The Pitch: You ended up working as a kind of music consultant on the film, right?
Sisco: Yes, while I was working on some of the songs, the filmmakers and I got to be friends, and they were interested in better understanding what Ozark music was and wasn’t. I’ve lived down here a long time and I’ve been singing since I was 3 years old, so I tried to help guide them along. What I did was more presented them with choices and letting them decide. With “Missouri Waltz,” they asked me about using it as a kind of lullaby, and I told them, ‘First of all, it’s really racist.’ But they asked me to fix it, and so I made it more palatable to modern tastes and sent it over, and they liked it.
When you first saw the film, did you feel like the filmmakers portrayed life in the Ozarks accurately?
I have to say, it really blew my mind that this band of people from New York, who had no connection to this place, could come down, listen to people, take in the culture, and then make such an authentic film. They really grasped the culture of family loyalties, not telling things to strangers, self-reliance.
What is Ozark music, in your view?
It’s very close to Appalachian music, but it has different rhythms and uses, and different cultures have filtered into it. The Ozarks is full of settlements that came in on the back side of the frontier movement. Some people just said, ‘Whoa, this is as far as we want to go.’ And those cultures — Swiss, Austrian, Polish, German — have filtered into the music. The first songs my father learned were shadish dances, which are kind of like a polka but with a different rhythm. Ozark rhythms largely aren’t as hard-driving as, say, a bluegrass rhythm.
What about lyrically and thematically?
I suppose the songs people play down here address universal themes: sadness of the heart, love and loss, death. Those things speak to deep currents in this culture. There’s a hardness to Ozark culture that has roots in the land itself. The Ozarks is rocks, and underneath the rocks there’s more rocks. It’s tough to scratch a living here, but people still do it. We’ve got the meth problem now, but before that it was marijuana, and before that it was moonshine.
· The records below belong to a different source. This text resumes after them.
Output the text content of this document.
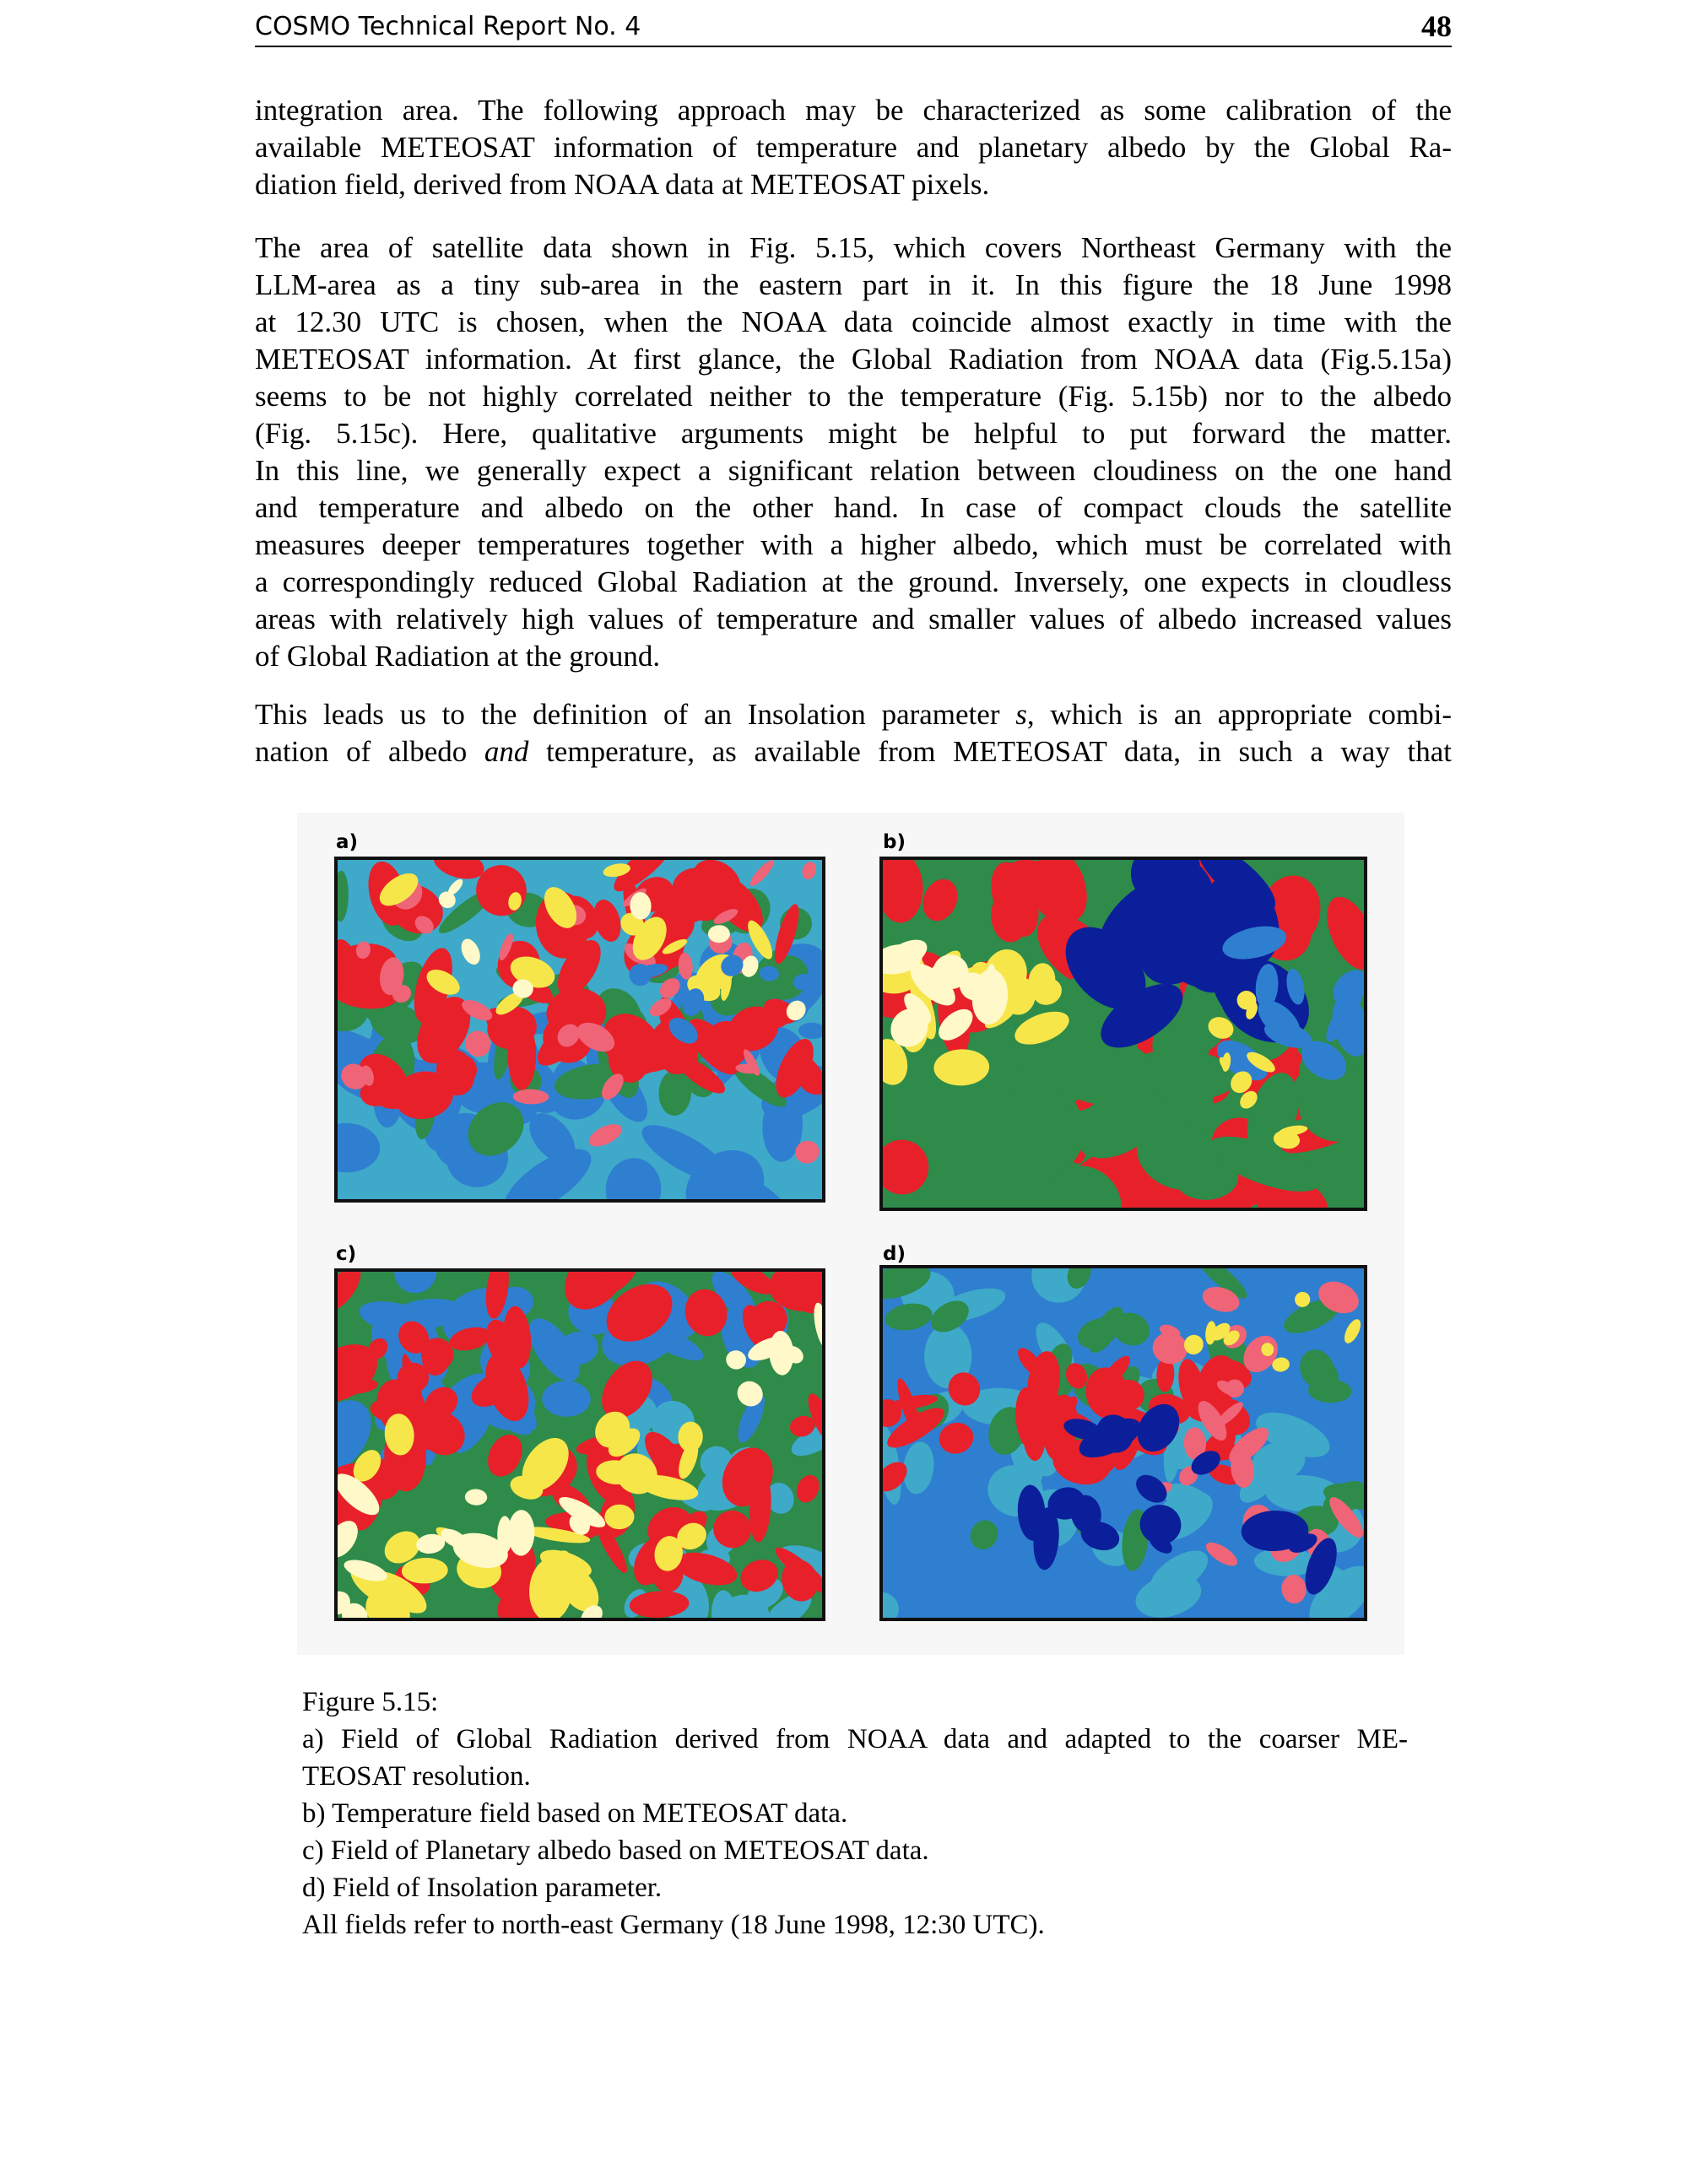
COSMO Technical Report No. 4	48
integration area. The following approach may be characterized as some calibration of the
available METEOSAT information of temperature and planetary albedo by the Global Ra-
diation field, derived from NOAA data at METEOSAT pixels.
The area of satellite data shown in Fig. 5.15, which covers Northeast Germany with the
LLM-area as a tiny sub-area in the eastern part in it. In this figure the 18 June 1998
at 12.30 UTC is chosen, when the NOAA data coincide almost exactly in time with the
METEOSAT information. At first glance, the Global Radiation from NOAA data (Fig.5.15a)
seems to be not highly correlated neither to the temperature (Fig. 5.15b) nor to the albedo
(Fig. 5.15c). Here, qualitative arguments might be helpful to put forward the matter.
In this line, we generally expect a significant relation between cloudiness on the one hand
and temperature and albedo on the other hand. In case of compact clouds the satellite
measures deeper temperatures together with a higher albedo, which must be correlated with
a correspondingly reduced Global Radiation at the ground. Inversely, one expects in cloudless
areas with relatively high values of temperature and smaller values of albedo increased values
of Global Radiation at the ground.
This leads us to the definition of an Insolation parameter s, which is an appropriate combi-
nation of albedo and temperature, as available from METEOSAT data, in such a way that
a)	b)
c)	d)
Figure 5.15:
a) Field of Global Radiation derived from NOAA data and adapted to the coarser ME-
TEOSAT resolution.
b) Temperature field based on METEOSAT data.
c) Field of Planetary albedo based on METEOSAT data.
d) Field of Insolation parameter.
All fields refer to north-east Germany (18 June 1998, 12:30 UTC).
But somebody once said, ‘If you’re poor enough, all those things are called economic development.’ I think that idea, that things are more driven by need down here, also makes its way into the songs people sing.
Do you play regularly in West Plains?
Lately I’ve been on tour, but usually every Thursday, people gather over at Rick Cochran’s house, and whoever shows up to play plays. It’s a really amorphous group. I met Tedi May, the bass player that’s coming out on tour with us, there.
Who else is coming with you on tour, and what will you be playing?
It’s six of us. Van Colbert plays banjo. Linda Stoffel sings high harmonies — she’s from West Virginia, our resident Appalachian singer. Bo Brown plays dobro and guitar. Tedi May plays upright bass. Dennis Crider plays rhythm guitar and does a local fingerpicking style that has a real Ozarks feel to it. And I sing. It’s a lot of old traditional material, plus some more contemporary things I’ve written with a songwriter. My stuff is in the old style but with a contemporary twist, not so much topical songs as songs about the land and the culture and the people down here. That’s the stuff I like the best.